Pigment printing fabric is a popular way to print patterns on textile fabrics such as cotton
, polyester or even cellulose fibres like Tencel. It differs from dye-sublimation or reactive dye printing in that pigment inks do not seep into the fibres, but only colour the surface of the textile fabric. This makes it more susceptible to rapid colour washing and may cause the pattern to fade after repeated use.
The pigment printing process is not only a fast and easy method but also offers many benefits to the end consumer, including excellent color fastness and good light fastness. However, the pigment printing process can often leave textile fabrics with a stiff and un-natural feel. This is often caused by the heavy amount of thickeners used to keep the colours from bleeding. Despite this, pigment printing remains one of the most popular and common ways to print patterns on textile fabrics today.
In order to achieve the best results with pigment printing, it is important that the fabric is pre-treated. This is done in order to give the binder a suitable film structure on the fiber surface and ensure that the print paste adheres well to the fibers. The thickness of the binder is usually measured in microns, and it can be either water-based or solvent-based. Water-based binders are known as latex, while solvent-based binders are often called ‘silk’ or “gore”.

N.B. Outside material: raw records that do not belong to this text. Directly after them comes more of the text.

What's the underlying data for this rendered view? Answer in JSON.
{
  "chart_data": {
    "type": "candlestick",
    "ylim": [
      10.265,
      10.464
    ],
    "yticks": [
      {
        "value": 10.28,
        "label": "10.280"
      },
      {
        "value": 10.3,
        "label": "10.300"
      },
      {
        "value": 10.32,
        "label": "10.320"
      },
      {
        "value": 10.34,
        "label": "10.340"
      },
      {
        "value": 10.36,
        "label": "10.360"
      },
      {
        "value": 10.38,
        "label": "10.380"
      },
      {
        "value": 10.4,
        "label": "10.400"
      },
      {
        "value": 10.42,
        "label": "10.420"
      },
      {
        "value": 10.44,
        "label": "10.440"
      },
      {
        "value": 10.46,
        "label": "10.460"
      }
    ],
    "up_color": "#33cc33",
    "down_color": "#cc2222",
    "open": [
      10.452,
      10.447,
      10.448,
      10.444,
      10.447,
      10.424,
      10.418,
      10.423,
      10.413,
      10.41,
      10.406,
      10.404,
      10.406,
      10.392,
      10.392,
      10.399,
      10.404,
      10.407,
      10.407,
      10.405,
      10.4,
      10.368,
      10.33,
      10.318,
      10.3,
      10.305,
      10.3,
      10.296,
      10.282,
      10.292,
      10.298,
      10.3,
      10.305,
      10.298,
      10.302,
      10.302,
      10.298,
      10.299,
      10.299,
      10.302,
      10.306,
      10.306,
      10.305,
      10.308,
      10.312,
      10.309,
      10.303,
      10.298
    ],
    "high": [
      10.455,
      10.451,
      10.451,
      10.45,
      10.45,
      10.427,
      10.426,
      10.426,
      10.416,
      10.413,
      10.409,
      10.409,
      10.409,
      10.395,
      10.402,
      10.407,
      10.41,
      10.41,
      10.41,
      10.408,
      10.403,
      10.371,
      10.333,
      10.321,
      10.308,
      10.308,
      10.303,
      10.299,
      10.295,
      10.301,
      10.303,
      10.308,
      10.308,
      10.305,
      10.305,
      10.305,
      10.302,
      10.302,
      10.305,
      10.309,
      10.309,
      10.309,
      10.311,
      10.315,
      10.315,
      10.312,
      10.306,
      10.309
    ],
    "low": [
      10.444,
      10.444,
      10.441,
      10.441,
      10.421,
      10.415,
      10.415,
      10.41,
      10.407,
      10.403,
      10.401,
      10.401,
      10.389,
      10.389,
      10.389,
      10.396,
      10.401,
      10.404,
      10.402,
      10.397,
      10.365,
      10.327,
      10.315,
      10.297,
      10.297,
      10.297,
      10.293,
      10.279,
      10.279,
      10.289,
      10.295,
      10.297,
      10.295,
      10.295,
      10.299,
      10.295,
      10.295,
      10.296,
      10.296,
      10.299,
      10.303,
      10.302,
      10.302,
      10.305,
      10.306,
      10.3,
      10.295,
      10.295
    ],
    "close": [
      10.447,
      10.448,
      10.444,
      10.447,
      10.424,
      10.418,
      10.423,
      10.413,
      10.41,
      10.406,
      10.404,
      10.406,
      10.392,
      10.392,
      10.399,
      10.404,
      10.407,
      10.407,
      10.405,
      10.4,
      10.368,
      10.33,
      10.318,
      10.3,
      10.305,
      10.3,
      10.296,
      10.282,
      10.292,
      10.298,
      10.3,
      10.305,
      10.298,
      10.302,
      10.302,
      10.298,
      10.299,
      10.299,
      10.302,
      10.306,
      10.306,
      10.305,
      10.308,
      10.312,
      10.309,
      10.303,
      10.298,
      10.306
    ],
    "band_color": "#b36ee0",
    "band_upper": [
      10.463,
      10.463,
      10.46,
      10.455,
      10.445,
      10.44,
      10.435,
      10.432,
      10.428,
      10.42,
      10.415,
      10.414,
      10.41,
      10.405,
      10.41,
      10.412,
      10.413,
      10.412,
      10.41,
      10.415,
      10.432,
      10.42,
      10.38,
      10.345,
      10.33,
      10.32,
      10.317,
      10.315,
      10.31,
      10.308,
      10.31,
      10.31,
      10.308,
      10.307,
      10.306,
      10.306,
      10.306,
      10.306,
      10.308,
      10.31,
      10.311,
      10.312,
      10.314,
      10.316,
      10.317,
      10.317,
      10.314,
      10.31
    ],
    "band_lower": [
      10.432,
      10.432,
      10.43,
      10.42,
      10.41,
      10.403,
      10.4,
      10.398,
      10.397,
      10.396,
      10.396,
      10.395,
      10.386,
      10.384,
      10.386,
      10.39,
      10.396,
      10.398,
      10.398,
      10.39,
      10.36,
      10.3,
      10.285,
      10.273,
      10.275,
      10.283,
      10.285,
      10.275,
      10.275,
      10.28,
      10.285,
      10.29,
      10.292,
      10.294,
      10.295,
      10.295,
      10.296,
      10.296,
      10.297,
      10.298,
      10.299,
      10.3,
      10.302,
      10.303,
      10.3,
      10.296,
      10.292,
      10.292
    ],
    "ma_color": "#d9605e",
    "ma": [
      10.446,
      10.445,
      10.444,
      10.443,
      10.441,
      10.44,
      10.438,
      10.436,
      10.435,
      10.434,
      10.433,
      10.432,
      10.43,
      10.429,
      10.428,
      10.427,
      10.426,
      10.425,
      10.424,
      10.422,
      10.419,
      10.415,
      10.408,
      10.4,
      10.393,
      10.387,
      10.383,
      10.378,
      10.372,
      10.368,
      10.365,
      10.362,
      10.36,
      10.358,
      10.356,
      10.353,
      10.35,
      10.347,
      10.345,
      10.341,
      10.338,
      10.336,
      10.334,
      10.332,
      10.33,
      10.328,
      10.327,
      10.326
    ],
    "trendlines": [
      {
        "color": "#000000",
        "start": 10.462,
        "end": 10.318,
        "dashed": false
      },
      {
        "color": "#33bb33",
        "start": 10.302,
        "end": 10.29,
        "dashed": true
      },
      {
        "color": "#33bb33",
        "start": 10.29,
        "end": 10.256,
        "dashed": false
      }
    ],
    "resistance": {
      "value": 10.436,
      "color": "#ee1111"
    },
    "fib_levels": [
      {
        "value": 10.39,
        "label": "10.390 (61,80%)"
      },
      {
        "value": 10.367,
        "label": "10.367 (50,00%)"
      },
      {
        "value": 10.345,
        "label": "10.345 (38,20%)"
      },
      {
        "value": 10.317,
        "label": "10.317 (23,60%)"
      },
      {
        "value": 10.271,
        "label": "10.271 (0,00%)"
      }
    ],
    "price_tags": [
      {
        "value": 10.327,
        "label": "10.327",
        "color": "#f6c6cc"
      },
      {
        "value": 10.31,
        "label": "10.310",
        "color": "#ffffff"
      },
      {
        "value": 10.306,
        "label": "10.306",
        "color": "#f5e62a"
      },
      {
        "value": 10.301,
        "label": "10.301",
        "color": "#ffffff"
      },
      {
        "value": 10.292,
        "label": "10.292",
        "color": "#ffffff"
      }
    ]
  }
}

After printing, the fabric must be thoroughly washed and dried in order to remove any thickener or alkali residue remaining on the surface of the printed fabric. This is essential in order to avoid possible interference with any finishing processes that might be applied to the finished textile products.
During the drying process, the pigment inks are fixed onto the fabric by applying some form of heat and drying agents such as silica or starch. This is the only way to make sure that the pigment inks remain stable and retain their colourfastness properties. Once the pigment inks are fully fixed, they can be subjected to various chemical finishes such as scouring, mercerising or acid bleaching.

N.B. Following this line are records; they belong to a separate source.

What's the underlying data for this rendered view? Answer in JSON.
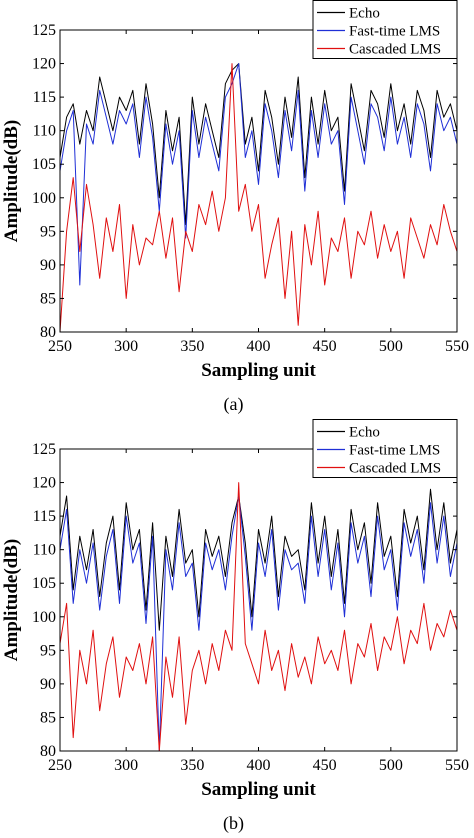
{
  "chart_data": [
    {
      "type": "line",
      "caption": "(a)",
      "xlabel": "Sampling unit",
      "ylabel": "Amplitude(dB)",
      "xlim": [
        250,
        550
      ],
      "ylim": [
        80,
        125
      ],
      "xticks": [
        250,
        300,
        350,
        400,
        450,
        500,
        550
      ],
      "yticks": [
        80,
        85,
        90,
        95,
        100,
        105,
        110,
        115,
        120,
        125
      ],
      "grid": false,
      "legend_position": "top-right",
      "colors": {
        "Echo": "#000000",
        "Fast-time LMS": "#1f2fd6",
        "Cascaded LMS": "#e01010"
      },
      "series": [
        {
          "name": "Echo",
          "x": [
            250,
            255,
            260,
            265,
            270,
            275,
            280,
            285,
            290,
            295,
            300,
            305,
            310,
            315,
            320,
            325,
            330,
            335,
            340,
            345,
            350,
            355,
            360,
            365,
            370,
            375,
            380,
            385,
            390,
            395,
            400,
            405,
            410,
            415,
            420,
            425,
            430,
            435,
            440,
            445,
            450,
            455,
            460,
            465,
            470,
            475,
            480,
            485,
            490,
            495,
            500,
            505,
            510,
            515,
            520,
            525,
            530,
            535,
            540,
            545,
            550
          ],
          "y": [
            106,
            112,
            114,
            108,
            113,
            110,
            118,
            114,
            110,
            115,
            113,
            116,
            108,
            117,
            111,
            100,
            113,
            107,
            112,
            96,
            115,
            108,
            114,
            110,
            106,
            117,
            119,
            120,
            108,
            112,
            104,
            116,
            112,
            105,
            115,
            109,
            118,
            103,
            115,
            108,
            116,
            110,
            112,
            101,
            117,
            112,
            107,
            116,
            114,
            109,
            117,
            110,
            114,
            108,
            116,
            113,
            106,
            116,
            112,
            114,
            110
          ]
        },
        {
          "name": "Fast-time LMS",
          "x": [
            250,
            255,
            260,
            265,
            270,
            275,
            280,
            285,
            290,
            295,
            300,
            305,
            310,
            315,
            320,
            325,
            330,
            335,
            340,
            345,
            350,
            355,
            360,
            365,
            370,
            375,
            380,
            385,
            390,
            395,
            400,
            405,
            410,
            415,
            420,
            425,
            430,
            435,
            440,
            445,
            450,
            455,
            460,
            465,
            470,
            475,
            480,
            485,
            490,
            495,
            500,
            505,
            510,
            515,
            520,
            525,
            530,
            535,
            540,
            545,
            550
          ],
          "y": [
            104,
            110,
            113,
            87,
            111,
            108,
            116,
            112,
            108,
            113,
            111,
            114,
            106,
            115,
            109,
            98,
            111,
            105,
            110,
            94,
            113,
            106,
            112,
            108,
            104,
            115,
            117,
            120,
            106,
            110,
            102,
            114,
            110,
            103,
            113,
            107,
            116,
            101,
            113,
            106,
            114,
            108,
            110,
            99,
            115,
            110,
            105,
            114,
            112,
            107,
            115,
            108,
            112,
            106,
            114,
            111,
            104,
            114,
            110,
            112,
            108
          ]
        },
        {
          "name": "Cascaded LMS",
          "x": [
            250,
            255,
            260,
            265,
            270,
            275,
            280,
            285,
            290,
            295,
            300,
            305,
            310,
            315,
            320,
            325,
            330,
            335,
            340,
            345,
            350,
            355,
            360,
            365,
            370,
            375,
            380,
            385,
            390,
            395,
            400,
            405,
            410,
            415,
            420,
            425,
            430,
            435,
            440,
            445,
            450,
            455,
            460,
            465,
            470,
            475,
            480,
            485,
            490,
            495,
            500,
            505,
            510,
            515,
            520,
            525,
            530,
            535,
            540,
            545,
            550
          ],
          "y": [
            80,
            95,
            103,
            92,
            102,
            96,
            88,
            97,
            92,
            99,
            85,
            96,
            90,
            94,
            93,
            98,
            91,
            97,
            86,
            95,
            92,
            99,
            96,
            101,
            95,
            100,
            120,
            98,
            102,
            95,
            99,
            88,
            93,
            97,
            85,
            95,
            81,
            96,
            90,
            98,
            87,
            94,
            92,
            97,
            88,
            95,
            93,
            98,
            91,
            96,
            92,
            95,
            88,
            97,
            94,
            91,
            96,
            93,
            99,
            95,
            92
          ]
        }
      ]
    },
    {
      "type": "line",
      "caption": "(b)",
      "xlabel": "Sampling unit",
      "ylabel": "Amplitude(dB)",
      "xlim": [
        250,
        550
      ],
      "ylim": [
        80,
        125
      ],
      "xticks": [
        250,
        300,
        350,
        400,
        450,
        500,
        550
      ],
      "yticks": [
        80,
        85,
        90,
        95,
        100,
        105,
        110,
        115,
        120,
        125
      ],
      "grid": false,
      "legend_position": "top-right",
      "colors": {
        "Echo": "#000000",
        "Fast-time LMS": "#1f2fd6",
        "Cascaded LMS": "#e01010"
      },
      "series": [
        {
          "name": "Echo",
          "x": [
            250,
            255,
            260,
            265,
            270,
            275,
            280,
            285,
            290,
            295,
            300,
            305,
            310,
            315,
            320,
            325,
            330,
            335,
            340,
            345,
            350,
            355,
            360,
            365,
            370,
            375,
            380,
            385,
            390,
            395,
            400,
            405,
            410,
            415,
            420,
            425,
            430,
            435,
            440,
            445,
            450,
            455,
            460,
            465,
            470,
            475,
            480,
            485,
            490,
            495,
            500,
            505,
            510,
            515,
            520,
            525,
            530,
            535,
            540,
            545,
            550
          ],
          "y": [
            112,
            118,
            104,
            112,
            107,
            113,
            103,
            111,
            115,
            104,
            117,
            110,
            113,
            101,
            114,
            98,
            112,
            106,
            116,
            108,
            110,
            100,
            113,
            109,
            112,
            106,
            114,
            118,
            111,
            100,
            113,
            108,
            115,
            103,
            112,
            109,
            110,
            104,
            117,
            108,
            115,
            106,
            113,
            102,
            116,
            110,
            114,
            105,
            117,
            109,
            112,
            103,
            116,
            111,
            115,
            107,
            119,
            110,
            117,
            108,
            113
          ]
        },
        {
          "name": "Fast-time LMS",
          "x": [
            250,
            255,
            260,
            265,
            270,
            275,
            280,
            285,
            290,
            295,
            300,
            305,
            310,
            315,
            320,
            325,
            330,
            335,
            340,
            345,
            350,
            355,
            360,
            365,
            370,
            375,
            380,
            385,
            390,
            395,
            400,
            405,
            410,
            415,
            420,
            425,
            430,
            435,
            440,
            445,
            450,
            455,
            460,
            465,
            470,
            475,
            480,
            485,
            490,
            495,
            500,
            505,
            510,
            515,
            520,
            525,
            530,
            535,
            540,
            545,
            550
          ],
          "y": [
            110,
            116,
            102,
            110,
            105,
            111,
            101,
            109,
            113,
            102,
            115,
            108,
            111,
            99,
            112,
            80,
            110,
            104,
            114,
            106,
            108,
            98,
            111,
            107,
            110,
            104,
            112,
            118,
            109,
            98,
            111,
            106,
            113,
            101,
            110,
            107,
            108,
            102,
            115,
            106,
            113,
            104,
            111,
            100,
            114,
            108,
            112,
            103,
            115,
            107,
            110,
            101,
            114,
            109,
            113,
            105,
            117,
            108,
            115,
            106,
            111
          ]
        },
        {
          "name": "Cascaded LMS",
          "x": [
            250,
            255,
            260,
            265,
            270,
            275,
            280,
            285,
            290,
            295,
            300,
            305,
            310,
            315,
            320,
            325,
            330,
            335,
            340,
            345,
            350,
            355,
            360,
            365,
            370,
            375,
            380,
            385,
            390,
            395,
            400,
            405,
            410,
            415,
            420,
            425,
            430,
            435,
            440,
            445,
            450,
            455,
            460,
            465,
            470,
            475,
            480,
            485,
            490,
            495,
            500,
            505,
            510,
            515,
            520,
            525,
            530,
            535,
            540,
            545,
            550
          ],
          "y": [
            96,
            102,
            82,
            95,
            90,
            98,
            86,
            93,
            97,
            88,
            94,
            92,
            96,
            90,
            97,
            80,
            94,
            88,
            97,
            84,
            92,
            95,
            90,
            96,
            92,
            98,
            95,
            120,
            96,
            93,
            90,
            98,
            92,
            95,
            89,
            96,
            91,
            94,
            90,
            97,
            93,
            95,
            92,
            98,
            90,
            96,
            94,
            99,
            92,
            97,
            95,
            100,
            93,
            98,
            96,
            102,
            95,
            99,
            97,
            101,
            98
          ]
        }
      ]
    }
  ]
}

Another important factor to consider when choosing a fabric for pigment printing is its ability to withstand rubbing and stretching. This is especially relevant for garments that will be subjected to constant wear and tear, such as t-shirts or polo shirts. This is because the printing on the fabric can become scratchy and uneven over time, and this will reduce the comfort of the garment when worn.
When choosing a fabric for pigment printing,
it is advisable to opt for a durable and hardwearing material such as polycotton or cotton canvas. This will help to ensure that the pigment inks will be able to resist rubbing and stretching, which will allow for a longer lifespan for the prints on the garment. Alternatively, it is also possible to apply a waterproof coating on the fabric, in order to prevent the print from being affected by moisture.